Al Carlo Felice un Requiem schiettamente teatrale

VERDI Messa da Requiem soprano Yolanda Auyanet mezzosoprano Annunziata Vestri tenore Antonello Palombi basso Riccardo Zanellato Coro e Orchestra del Teatro Carlo Felice, direttore Andrea Battistoni

Genova, Teatro Carlo Felice, 9 aprile 2017

 

La lettura della Messa da Requiem offerta da Andrea Battistoni si è inscritta interamente nel solco di una tradizione interpretativa votata a esaltarne la dimensione schiettamente teatrale, inserendo a pieno titolo il capolavoro sacro in quella dialettica tra aneliti umani e destino avverso che impronta tanta parte dell’opus verdiano. Battistoni ha infatti affrontato la partitura con il consueto piglio estroverso, offrendone una versione a forti tinte, tesa a scuotere e avvincere, a volte quasi a stordire con le pure masse sonore: attingendo certo anche alla capacità dei complessi genovesi di offrire sonorità rarefatte, fin dal sussurratissimo “requiem” dell’incipit, impalpabile eppure eloquente; ma nella cornice di una poetica dei contrasti estremi più che delle mezze tinte e delle sfumature espressive, coerentemente caratterizzata anche nel fraseggio da una certa visceralità, negli indugi come nelle accelerazioni. Un’interpretazione magari un po’ esteriore, ma dotata di una forza trascinante rispecchiata dalla reazione entusiasta del pubblico.
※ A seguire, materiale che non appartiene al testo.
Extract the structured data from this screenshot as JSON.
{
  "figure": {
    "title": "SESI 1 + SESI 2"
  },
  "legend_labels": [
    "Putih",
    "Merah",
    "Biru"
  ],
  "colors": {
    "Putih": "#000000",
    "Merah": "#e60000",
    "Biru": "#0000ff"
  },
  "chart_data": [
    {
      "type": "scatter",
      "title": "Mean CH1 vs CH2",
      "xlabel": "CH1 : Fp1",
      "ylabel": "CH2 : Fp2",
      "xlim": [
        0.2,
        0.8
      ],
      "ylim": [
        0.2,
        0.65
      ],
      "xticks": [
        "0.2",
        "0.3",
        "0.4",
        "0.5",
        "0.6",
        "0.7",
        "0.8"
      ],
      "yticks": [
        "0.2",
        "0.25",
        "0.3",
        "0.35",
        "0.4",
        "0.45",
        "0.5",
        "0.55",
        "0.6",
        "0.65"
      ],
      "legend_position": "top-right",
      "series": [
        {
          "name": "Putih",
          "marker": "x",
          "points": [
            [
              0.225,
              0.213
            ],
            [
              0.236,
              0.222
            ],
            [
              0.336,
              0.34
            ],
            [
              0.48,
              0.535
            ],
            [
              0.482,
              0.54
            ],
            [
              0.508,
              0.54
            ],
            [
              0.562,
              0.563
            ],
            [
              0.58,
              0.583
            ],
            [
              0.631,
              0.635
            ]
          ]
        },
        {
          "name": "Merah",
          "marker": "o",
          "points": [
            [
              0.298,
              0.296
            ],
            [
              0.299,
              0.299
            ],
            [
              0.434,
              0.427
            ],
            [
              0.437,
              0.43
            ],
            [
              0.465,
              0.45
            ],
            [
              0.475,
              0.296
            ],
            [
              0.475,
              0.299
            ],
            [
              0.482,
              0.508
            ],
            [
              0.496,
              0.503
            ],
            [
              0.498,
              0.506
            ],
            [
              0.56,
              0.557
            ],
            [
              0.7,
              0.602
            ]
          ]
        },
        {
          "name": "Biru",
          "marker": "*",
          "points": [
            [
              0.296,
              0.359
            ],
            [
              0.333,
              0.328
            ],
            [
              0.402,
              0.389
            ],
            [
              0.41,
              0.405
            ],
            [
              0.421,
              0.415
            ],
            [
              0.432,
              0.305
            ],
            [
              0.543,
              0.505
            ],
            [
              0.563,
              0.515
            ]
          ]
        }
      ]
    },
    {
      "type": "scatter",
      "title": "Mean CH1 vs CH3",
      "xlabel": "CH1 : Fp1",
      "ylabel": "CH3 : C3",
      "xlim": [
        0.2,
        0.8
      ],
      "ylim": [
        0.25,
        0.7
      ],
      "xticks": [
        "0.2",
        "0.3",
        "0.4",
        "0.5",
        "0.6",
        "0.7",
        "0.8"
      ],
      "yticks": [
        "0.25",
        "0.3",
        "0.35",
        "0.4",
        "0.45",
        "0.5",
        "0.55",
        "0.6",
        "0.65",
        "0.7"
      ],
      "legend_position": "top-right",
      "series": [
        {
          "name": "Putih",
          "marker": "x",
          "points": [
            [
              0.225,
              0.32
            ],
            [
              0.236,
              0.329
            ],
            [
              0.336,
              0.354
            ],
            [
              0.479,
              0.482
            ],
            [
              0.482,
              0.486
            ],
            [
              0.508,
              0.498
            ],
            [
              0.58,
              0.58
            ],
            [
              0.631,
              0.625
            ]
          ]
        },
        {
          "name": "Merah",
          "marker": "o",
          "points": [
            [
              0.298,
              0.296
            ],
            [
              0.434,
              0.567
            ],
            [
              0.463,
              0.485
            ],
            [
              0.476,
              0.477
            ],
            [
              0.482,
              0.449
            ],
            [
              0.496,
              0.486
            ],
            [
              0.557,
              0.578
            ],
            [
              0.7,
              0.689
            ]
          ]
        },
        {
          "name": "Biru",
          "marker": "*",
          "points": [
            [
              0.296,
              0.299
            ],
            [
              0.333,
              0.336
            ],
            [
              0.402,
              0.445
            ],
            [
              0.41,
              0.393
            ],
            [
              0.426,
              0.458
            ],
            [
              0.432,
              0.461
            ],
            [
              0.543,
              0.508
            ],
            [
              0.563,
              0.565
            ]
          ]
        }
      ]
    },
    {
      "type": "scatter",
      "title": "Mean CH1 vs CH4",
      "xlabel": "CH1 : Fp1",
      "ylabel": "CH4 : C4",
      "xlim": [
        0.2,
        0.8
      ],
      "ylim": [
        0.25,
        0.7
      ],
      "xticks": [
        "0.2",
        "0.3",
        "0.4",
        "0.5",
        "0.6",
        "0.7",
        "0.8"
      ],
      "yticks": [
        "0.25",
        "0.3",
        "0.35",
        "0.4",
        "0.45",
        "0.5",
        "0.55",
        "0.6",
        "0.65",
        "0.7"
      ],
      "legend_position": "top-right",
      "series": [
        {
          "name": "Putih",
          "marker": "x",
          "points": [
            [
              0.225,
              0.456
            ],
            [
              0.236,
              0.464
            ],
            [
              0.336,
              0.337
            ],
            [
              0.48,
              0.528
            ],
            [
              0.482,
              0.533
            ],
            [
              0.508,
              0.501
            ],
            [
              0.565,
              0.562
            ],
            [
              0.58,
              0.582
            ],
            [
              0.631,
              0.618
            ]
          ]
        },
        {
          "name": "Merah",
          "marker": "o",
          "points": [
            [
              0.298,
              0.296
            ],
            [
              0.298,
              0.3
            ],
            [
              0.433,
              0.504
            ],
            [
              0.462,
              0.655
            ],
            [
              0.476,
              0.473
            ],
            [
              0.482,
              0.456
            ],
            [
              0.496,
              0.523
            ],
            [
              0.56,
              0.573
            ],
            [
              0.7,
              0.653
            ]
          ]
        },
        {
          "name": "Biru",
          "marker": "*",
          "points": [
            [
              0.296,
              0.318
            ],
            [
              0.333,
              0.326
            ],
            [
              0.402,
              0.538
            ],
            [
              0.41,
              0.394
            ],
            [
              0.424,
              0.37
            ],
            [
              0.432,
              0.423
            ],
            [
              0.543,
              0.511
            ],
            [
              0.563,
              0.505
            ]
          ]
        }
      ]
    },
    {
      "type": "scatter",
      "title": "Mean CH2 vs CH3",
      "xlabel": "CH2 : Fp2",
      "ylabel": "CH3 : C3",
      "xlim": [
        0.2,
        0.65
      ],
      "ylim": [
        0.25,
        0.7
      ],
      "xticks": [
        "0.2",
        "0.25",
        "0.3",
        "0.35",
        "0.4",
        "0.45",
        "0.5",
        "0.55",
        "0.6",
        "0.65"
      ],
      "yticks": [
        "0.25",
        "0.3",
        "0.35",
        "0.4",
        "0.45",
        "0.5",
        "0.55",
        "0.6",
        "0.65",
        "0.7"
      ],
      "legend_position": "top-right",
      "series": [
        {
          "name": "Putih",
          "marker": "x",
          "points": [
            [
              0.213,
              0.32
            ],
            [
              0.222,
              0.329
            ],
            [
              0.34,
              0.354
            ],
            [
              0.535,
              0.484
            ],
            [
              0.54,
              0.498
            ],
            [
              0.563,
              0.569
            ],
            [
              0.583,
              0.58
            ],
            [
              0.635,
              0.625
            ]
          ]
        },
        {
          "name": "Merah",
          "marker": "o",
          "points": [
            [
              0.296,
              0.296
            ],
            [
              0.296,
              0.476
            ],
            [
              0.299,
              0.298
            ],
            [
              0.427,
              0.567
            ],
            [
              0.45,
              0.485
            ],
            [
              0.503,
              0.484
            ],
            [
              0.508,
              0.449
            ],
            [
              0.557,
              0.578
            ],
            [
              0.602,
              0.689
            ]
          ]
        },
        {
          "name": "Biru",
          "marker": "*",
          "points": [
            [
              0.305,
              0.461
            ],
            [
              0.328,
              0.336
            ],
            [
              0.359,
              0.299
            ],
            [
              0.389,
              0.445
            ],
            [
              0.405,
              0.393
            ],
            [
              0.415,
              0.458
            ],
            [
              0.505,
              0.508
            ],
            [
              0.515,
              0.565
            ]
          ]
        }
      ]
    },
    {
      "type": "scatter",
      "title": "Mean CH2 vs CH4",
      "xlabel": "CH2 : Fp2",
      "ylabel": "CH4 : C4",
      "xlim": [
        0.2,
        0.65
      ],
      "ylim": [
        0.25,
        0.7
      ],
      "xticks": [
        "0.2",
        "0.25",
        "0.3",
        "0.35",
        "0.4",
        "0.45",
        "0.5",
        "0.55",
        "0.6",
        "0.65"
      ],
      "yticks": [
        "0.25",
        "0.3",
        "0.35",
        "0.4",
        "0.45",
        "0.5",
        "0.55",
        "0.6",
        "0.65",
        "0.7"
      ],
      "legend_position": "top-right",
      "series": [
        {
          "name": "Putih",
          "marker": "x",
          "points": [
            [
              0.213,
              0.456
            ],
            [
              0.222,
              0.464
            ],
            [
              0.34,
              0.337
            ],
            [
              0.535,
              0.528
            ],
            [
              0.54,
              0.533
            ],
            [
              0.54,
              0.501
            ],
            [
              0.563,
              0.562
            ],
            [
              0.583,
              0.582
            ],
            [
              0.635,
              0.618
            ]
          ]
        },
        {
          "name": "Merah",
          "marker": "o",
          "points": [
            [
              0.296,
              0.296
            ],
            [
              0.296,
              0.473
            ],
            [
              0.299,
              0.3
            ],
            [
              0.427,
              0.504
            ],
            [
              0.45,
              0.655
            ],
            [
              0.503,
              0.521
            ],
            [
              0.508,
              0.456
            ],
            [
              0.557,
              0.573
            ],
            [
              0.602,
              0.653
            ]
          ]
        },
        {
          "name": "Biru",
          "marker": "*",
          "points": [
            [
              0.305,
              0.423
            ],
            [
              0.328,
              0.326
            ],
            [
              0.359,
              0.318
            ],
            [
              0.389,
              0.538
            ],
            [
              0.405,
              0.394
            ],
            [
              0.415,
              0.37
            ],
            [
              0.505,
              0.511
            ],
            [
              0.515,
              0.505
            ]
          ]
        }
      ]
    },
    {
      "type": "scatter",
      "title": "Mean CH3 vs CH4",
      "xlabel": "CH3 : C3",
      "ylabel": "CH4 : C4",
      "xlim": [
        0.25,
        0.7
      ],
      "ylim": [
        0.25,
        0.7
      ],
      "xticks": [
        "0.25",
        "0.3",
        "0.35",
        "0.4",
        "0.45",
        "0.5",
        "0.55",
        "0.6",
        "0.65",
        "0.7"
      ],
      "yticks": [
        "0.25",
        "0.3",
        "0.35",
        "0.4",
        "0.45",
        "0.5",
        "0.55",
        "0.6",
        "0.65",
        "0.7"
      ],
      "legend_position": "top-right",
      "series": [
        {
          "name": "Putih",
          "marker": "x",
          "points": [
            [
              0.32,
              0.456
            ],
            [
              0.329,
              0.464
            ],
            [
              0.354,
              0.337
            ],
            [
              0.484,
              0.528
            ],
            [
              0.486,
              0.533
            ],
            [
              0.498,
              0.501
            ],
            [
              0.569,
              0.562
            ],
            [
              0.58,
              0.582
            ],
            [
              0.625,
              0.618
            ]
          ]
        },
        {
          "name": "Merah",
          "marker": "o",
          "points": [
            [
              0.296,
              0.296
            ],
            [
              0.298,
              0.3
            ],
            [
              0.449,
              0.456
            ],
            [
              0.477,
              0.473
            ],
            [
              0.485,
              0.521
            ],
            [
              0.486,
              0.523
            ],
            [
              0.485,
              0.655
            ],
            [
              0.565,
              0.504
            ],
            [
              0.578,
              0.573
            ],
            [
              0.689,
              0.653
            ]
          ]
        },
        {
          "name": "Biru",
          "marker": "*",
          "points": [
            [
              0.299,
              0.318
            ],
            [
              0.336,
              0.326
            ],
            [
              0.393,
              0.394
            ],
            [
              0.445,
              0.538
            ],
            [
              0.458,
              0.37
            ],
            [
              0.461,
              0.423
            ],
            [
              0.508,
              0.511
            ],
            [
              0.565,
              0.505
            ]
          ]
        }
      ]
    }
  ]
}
La visione corrusca del direttore veronese era assecondata da un quartetto vocale chiaramente coinvolto nel suo progetto interpretativo e capace, ognuno con le proprie qualità e i propri limiti, di dar vita a un vero “dramma sacro per quattro personaggi e coro”, come si potrebbe ben definire il Requiem in questa prospettiva. Voce assai luminosa, corposa anche nel registro centrale, Yolanda Auyanet ha trasportato il soprano del Requiem nella sfera emotiva di Elisabetta di Valois, sorella nei tormenti e nel fervore: del resto sono ben note le affinità tra Don Carlos e il capolavoro sacro, a partire dalla migrazione del Lacrymosa dall’uno all’altro. Una nota di intima fragilità era suggerita da una certa carenza di sostegno nell’emissione, evidenziata in attacchi (vedi il “Libera me”) non sempre limpidi e sicuri, e in passaggi come la filatura sul La bemolle a “ad vitam” in conclusione dell’Offertorio, che non è risultata avvolgente e palingenetica come avrebbe dovuto.

Ancora al Don Carlos (o a un personaggio altrettanto sofferente dell’Infante, come Alvaro) riconduce la fisionomia tenorile proposta da Antonello Palombi, cantante generoso, dagli acuti squillanti ed elettrizzanti: la sua esposizione dei dubbi e delle speranze umane sarebbe riuscita ancora più comunicativa se assecondata da un’organizzazione vocale più ortodossa, che gli avrebbe consentito di realizzare tutte le intenzioni espressive, senza che il lodevole sforzo di differenziare dinamicamente e coloristicamente il suo canto (vedi l’Ingemisco) sfociasse talora in carenza di legato o disomogeneità tra i registri.

Il confronto con la Auyanet evidenziava invece come, in termini puramente timbrici, Annunziata Vestri disponga di minor smalto, compensato tuttavia da un palpabile coinvolgimento espressivo e da un’eloquenza del fraseggio che ha reso fortemente drammatico il suo contributo. Più oggettivo l’approccio allo spartito di Riccardo Zanellato, che ha offerto una visione solida, mai caricata ma non per questo inerte della parte del basso (vedi i “mors” pianissimo e cupo nel “Tuba mirum”). Notevole, come accennato, il contributo dell’orchestra e soprattutto del coro diretto da Franco Sebastiani, flessibile e corposo nelle sonorità estreme richieste dalla bacchetta direttoriale.